文摘In an era dominated by artificial intelligence (AI), establishing customer confidence is crucial for the integration and acceptance of AI technologies. This interdisciplinary study examines factors influencing customer trust in AI systems through a mixed-methods approach, blending quantitative analysis with qualitative insights to create a comprehensive conceptual framework.

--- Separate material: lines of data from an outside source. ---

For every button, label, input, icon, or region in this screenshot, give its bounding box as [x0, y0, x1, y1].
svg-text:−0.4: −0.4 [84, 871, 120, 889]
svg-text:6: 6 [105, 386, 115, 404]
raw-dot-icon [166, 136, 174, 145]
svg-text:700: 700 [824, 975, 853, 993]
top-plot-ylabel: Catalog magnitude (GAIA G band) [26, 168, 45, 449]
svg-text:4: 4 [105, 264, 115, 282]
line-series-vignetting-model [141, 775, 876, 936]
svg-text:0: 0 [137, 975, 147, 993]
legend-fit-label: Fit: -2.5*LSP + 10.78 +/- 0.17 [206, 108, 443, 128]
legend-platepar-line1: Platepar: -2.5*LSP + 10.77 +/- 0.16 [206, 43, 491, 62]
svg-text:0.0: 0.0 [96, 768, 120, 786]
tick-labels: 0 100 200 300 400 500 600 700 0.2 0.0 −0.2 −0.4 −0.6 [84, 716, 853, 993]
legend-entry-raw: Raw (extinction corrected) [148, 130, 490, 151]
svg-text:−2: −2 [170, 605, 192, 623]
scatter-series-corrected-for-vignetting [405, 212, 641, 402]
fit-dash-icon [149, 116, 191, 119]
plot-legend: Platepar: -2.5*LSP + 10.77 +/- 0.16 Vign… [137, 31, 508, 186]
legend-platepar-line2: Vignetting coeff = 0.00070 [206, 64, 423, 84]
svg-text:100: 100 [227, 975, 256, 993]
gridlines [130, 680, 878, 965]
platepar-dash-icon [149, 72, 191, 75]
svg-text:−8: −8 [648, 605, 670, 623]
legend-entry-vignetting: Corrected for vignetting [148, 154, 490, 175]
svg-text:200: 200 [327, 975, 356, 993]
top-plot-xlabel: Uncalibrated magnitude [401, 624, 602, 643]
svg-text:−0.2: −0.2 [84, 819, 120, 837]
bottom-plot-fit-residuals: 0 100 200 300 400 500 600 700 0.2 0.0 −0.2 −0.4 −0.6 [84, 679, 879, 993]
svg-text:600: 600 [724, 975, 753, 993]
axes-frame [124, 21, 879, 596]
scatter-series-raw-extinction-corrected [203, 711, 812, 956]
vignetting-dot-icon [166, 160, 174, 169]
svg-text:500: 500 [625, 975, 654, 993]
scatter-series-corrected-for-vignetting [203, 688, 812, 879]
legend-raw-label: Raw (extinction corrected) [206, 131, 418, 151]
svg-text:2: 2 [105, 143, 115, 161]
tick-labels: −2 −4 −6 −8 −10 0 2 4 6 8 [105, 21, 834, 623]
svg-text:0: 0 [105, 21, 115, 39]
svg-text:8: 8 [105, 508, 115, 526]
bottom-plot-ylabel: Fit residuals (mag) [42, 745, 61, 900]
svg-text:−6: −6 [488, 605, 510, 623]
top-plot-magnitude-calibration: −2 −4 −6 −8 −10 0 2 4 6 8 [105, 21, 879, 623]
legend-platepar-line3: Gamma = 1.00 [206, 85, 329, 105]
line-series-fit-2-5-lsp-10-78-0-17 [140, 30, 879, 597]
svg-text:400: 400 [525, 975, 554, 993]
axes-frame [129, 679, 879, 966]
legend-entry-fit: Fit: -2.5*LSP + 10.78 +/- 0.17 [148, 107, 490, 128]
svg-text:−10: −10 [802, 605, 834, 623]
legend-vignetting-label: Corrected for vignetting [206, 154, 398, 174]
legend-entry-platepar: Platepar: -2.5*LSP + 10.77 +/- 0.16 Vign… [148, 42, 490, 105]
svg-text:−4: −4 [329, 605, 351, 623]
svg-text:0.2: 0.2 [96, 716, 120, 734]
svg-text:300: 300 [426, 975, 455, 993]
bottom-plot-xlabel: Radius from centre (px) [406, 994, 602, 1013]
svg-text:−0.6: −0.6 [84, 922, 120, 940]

Quantitatively, the study analyzes responses from 1248 participants using structural equation modeling (SEM), exploring interactions between technological factors like perceived usefulness and transparency, psychological factors including perceived risk and domain expertise, and organizational factors such as leadership support and ethical accountability. The results confirm the model, showing significant impacts of these factors on consumer trust and AI adoption attitudes. Qualitatively, the study includes 35 semi-structured interviews and five case studies, providing deeper insight into the dynamics shaping trust. Key themes identified include the necessity of explainability, domain competence, corporate culture, and stakeholder engagement in fostering trust. The qualitative findings complement the quantitative data, highlighting the complex interplay between technology capabilities, human perceptions, and organizational practices in establishing trust in AI. By integrating these findings, the study proposes a novel conceptual model that elucidates how various elements collectively influence consumer trust in AI. This model not only advances theoretical understanding but also offers practical implications for businesses and policymakers. The research contributes to the discourse on trust creation and decision-making in technology, emphasizing the need for interdisciplinary efforts to address societal challenges associated with technological advancements. It lays the groundwork for future research, including longitudinal, cross-cultural, and industry-specific studies, to further explore consumer trust in AI.